Cet anticorps retarde la sensation de satiété.
Des chercheurs français de l’Institut de la Santé et de la Recherche médicale (Inserm) viennent de découvrir comment le sentiment de satiété est retardé chez certaines personnes souffrant d'obésité.
Les personnes souffrant d'obésité sont pour la plupart victimes d’une hyperphagie, c'est-à-dire qu'ils ont une prise alimentaire trop importante. En principe, c’est l’hypothalamus qui adapte la quantité de nourriture nécessaire en fonction des réserves du corps et de ses besoins. Chez les personnes obèses, ce mécanisme est déréglé, ce qui les pousse à manger en excès par rapport à leurs besoins
Toutefois, les mécanismes impliqués dans ce dérèglement restaient relativement flous, du moins jusqu'ici. En effet, des chercheurs de l'Inserm semblent avoir trouvé le responsable de cette hyperphagie : un anticorps qui retarderait le sentiment de satiété. En s'y intéressant de près, l'unité de recherche "Nutrition, inflammation et dysfonction de l'axe intestin-cerveau" a découvert que l'immunoglobuline impliquée dans ce phénomène ralentit l'hormone de la faim : la ghréline. Chez les obèses, le taux de ghréline reste normal, voire bas.
Une faim qui dure
Dans l'étude publiée par la revue Nature Communications, les scientifiques expliquent : "les immunoglobulines, dirigées contre la ghréline, ont des propriétés particulières dans le cadre de l'obésité".
Concrètement, l'anticorps agirait en se fixant sur les molécules, ce qui aurait pour effet de bloquer la dégradation dont elle est normalement victime. Les quantités d'hormone seraient donc plus importantes.
Le professeur Pierre Déchelotte, directeur de l'unité de l'Inserm, explique : ces immunoglobulines "permettent de capter plus de molécules de ghréline et de la protéger contre la dégradation rapide qui a lieu habituellement.
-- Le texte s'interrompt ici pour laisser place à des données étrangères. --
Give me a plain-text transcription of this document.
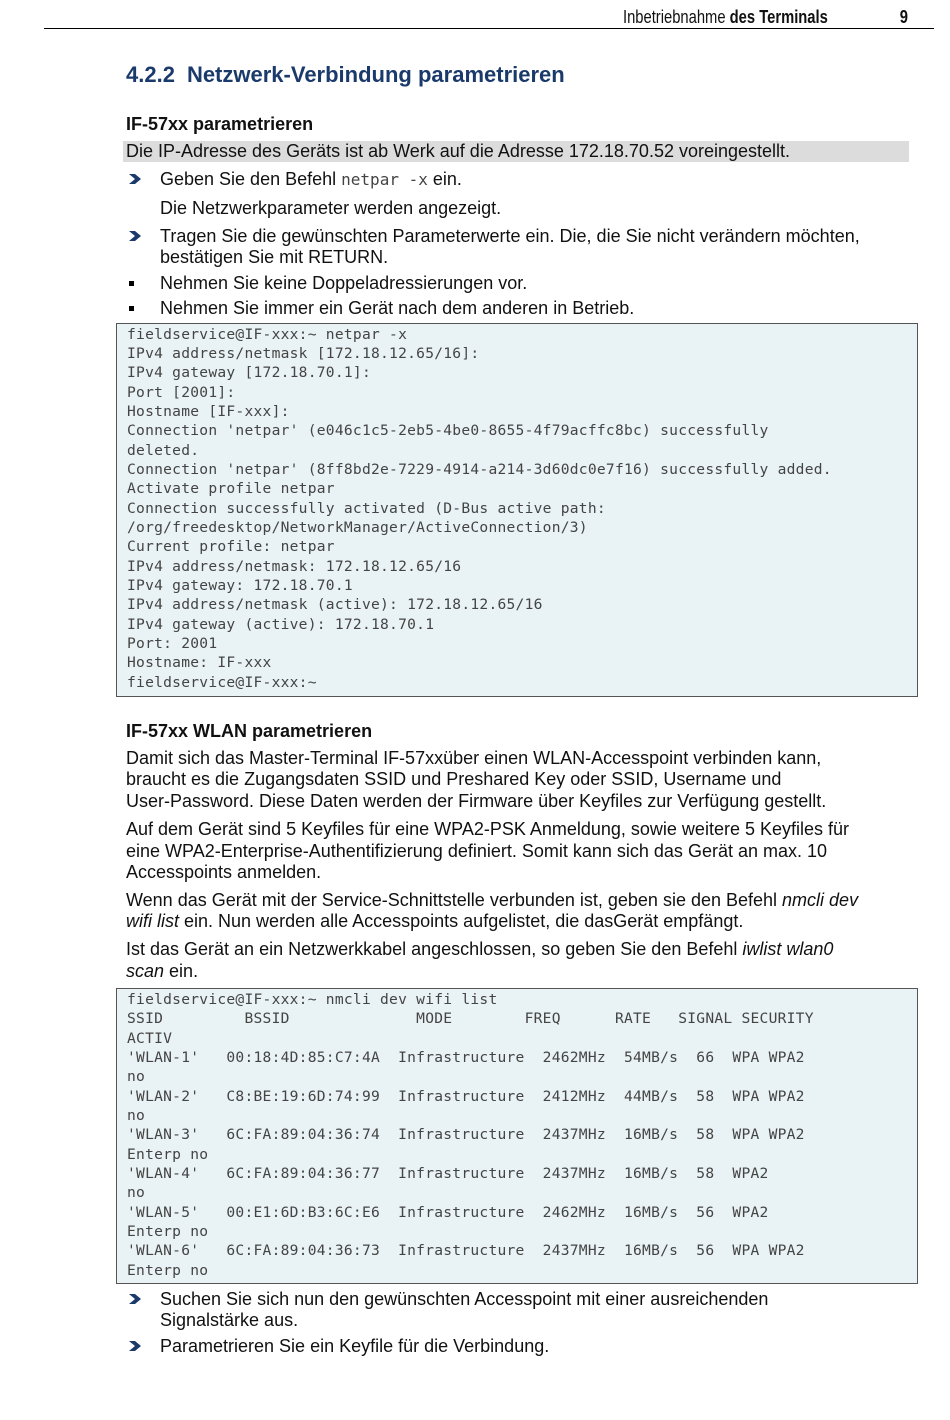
Inbetriebnahme des Terminals	9
4.2.2 Netzwerk-Verbindung parametrieren
IF-57xx parametrieren
Die IP-Adresse des Geräts ist ab Werk auf die Adresse 172.18.70.52 voreingestellt.
Geben Sie den Befehl netpar -x ein.
Die Netzwerkparameter werden angezeigt.
Tragen Sie die gewünschten Parameterwerte ein. Die, die Sie nicht verändern möchten,
bestätigen Sie mit RETURN.
Nehmen Sie keine Doppeladressierungen vor.
Nehmen Sie immer ein Gerät nach dem anderen in Betrieb.
fieldservice@IF-xxx:~ netpar -x
IPv4 address/netmask [172.18.12.65/16]:
IPv4 gateway [172.18.70.1]:
Port [2001]:
Hostname [IF-xxx]:
Connection 'netpar' (e046c1c5-2eb5-4be0-8655-4f79acffc8bc) successfully
deleted.
Connection 'netpar' (8ff8bd2e-7229-4914-a214-3d60dc0e7f16) successfully added.
Activate profile netpar
Connection successfully activated (D-Bus active path:
/org/freedesktop/NetworkManager/ActiveConnection/3)
Current profile: netpar
IPv4 address/netmask: 172.18.12.65/16
IPv4 gateway: 172.18.70.1
IPv4 address/netmask (active): 172.18.12.65/16
IPv4 gateway (active): 172.18.70.1
Port: 2001
Hostname: IF-xxx
fieldservice@IF-xxx:~
IF-57xx WLAN parametrieren
Damit sich das Master-Terminal IF-57xxüber einen WLAN-Accesspoint verbinden kann,
braucht es die Zugangsdaten SSID und Preshared Key oder SSID, Username und
User-Password. Diese Daten werden der Firmware über Keyfiles zur Verfügung gestellt.
Auf dem Gerät sind 5 Keyfiles für eine WPA2-PSK Anmeldung, sowie weitere 5 Keyfiles für
eine WPA2-Enterprise-Authentifizierung definiert. Somit kann sich das Gerät an max. 10
Accesspoints anmelden.
Wenn das Gerät mit der Service-Schnittstelle verbunden ist, geben sie den Befehl nmcli dev
wifi list ein. Nun werden alle Accesspoints aufgelistet, die dasGerät empfängt.
Ist das Gerät an ein Netzwerkkabel angeschlossen, so geben Sie den Befehl iwlist wlan0
scan ein.
fieldservice@IF-xxx:~ nmcli dev wifi list
SSID         BSSID              MODE        FREQ      RATE   SIGNAL SECURITY
ACTIV
'WLAN-1'   00:18:4D:85:C7:4A  Infrastructure  2462MHz  54MB/s  66  WPA WPA2
no
'WLAN-2'   C8:BE:19:6D:74:99  Infrastructure  2412MHz  44MB/s  58  WPA WPA2
no
'WLAN-3'   6C:FA:89:04:36:74  Infrastructure  2437MHz  16MB/s  58  WPA WPA2
Enterp no
'WLAN-4'   6C:FA:89:04:36:77  Infrastructure  2437MHz  16MB/s  58  WPA2
no
'WLAN-5'   00:E1:6D:B3:6C:E6  Infrastructure  2462MHz  16MB/s  56  WPA2
Enterp no
'WLAN-6'   6C:FA:89:04:36:73  Infrastructure  2437MHz  16MB/s  56  WPA WPA2
Enterp no
Suchen Sie sich nun den gewünschten Accesspoint mit einer ausreichenden
Signalstärke aus.
Parametrieren Sie ein Keyfile für die Verbindung.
De ce fait, la quantité d'hormones qui va pouvoir être libérée au niveau de son récepteur dans le cerveau va être plus importante". Comme la sensation de faim perdure, les anticorps retardent également la sensation de satiété, alors même que les besoins réels sont déjà comblés.
Les personnes continuent donc de manger, ce qui se traduit naturellement par une prise de poids. Ce mécanisme a été confirmé par une double expérience (in vitro et dans un modèle expérimental chez l'animal), précise Pourquoidocteur.com.
Néanmoins, d'autres facteurs, notamment la flore intestinale pourrait jouer un rôle. Par ailleurs, en mars 2012, des chercheurs américains avaient déjà annoncé être parvenus à identifier un gène qui pousserait à manger plus que nécessaire.
Traiter l'obésité et d'autres troubles alimentaires
Mieux comprendre les origines de l'obésité et des troubles associés pourrait fournir de nouvelles pistes pour aider les patients. Suite à leur découverte, les chercheurs espèrent pouvoir parvenir à contrôler et réguler les anticorps identifiés.
Cela permettrait d'influencer les taux de ghréline et d'aider les personnes obèses à perdre du poids en diminuant la prise alimentaire.
"Si on arrive à modifier les propriétés des immunoglobulines, on va pouvoir diminuer l'intensité de l'hormone de la faim", Alpha MSH, estime le Pr Pierre Déchelotte.
Mais ce n'est pas tout. D'autres troubles alimentaires pourraient également bénéficier de cette découverte.
En rétablissant l'équilibre entre les hormones de la faim et celles de la satiété, des maladies telles que l'anorexie ou la boulimie pourraient également êtres prise en charge. Selon le chercheur, ces pathologies n'ont pas qu'une origine psychologique. Aussi, "on pourrait essayer de restaurer l'efficacité de la ghréline au cours de l'anorexie mentale en manipulant ces immunoglobulines", estime le professeur.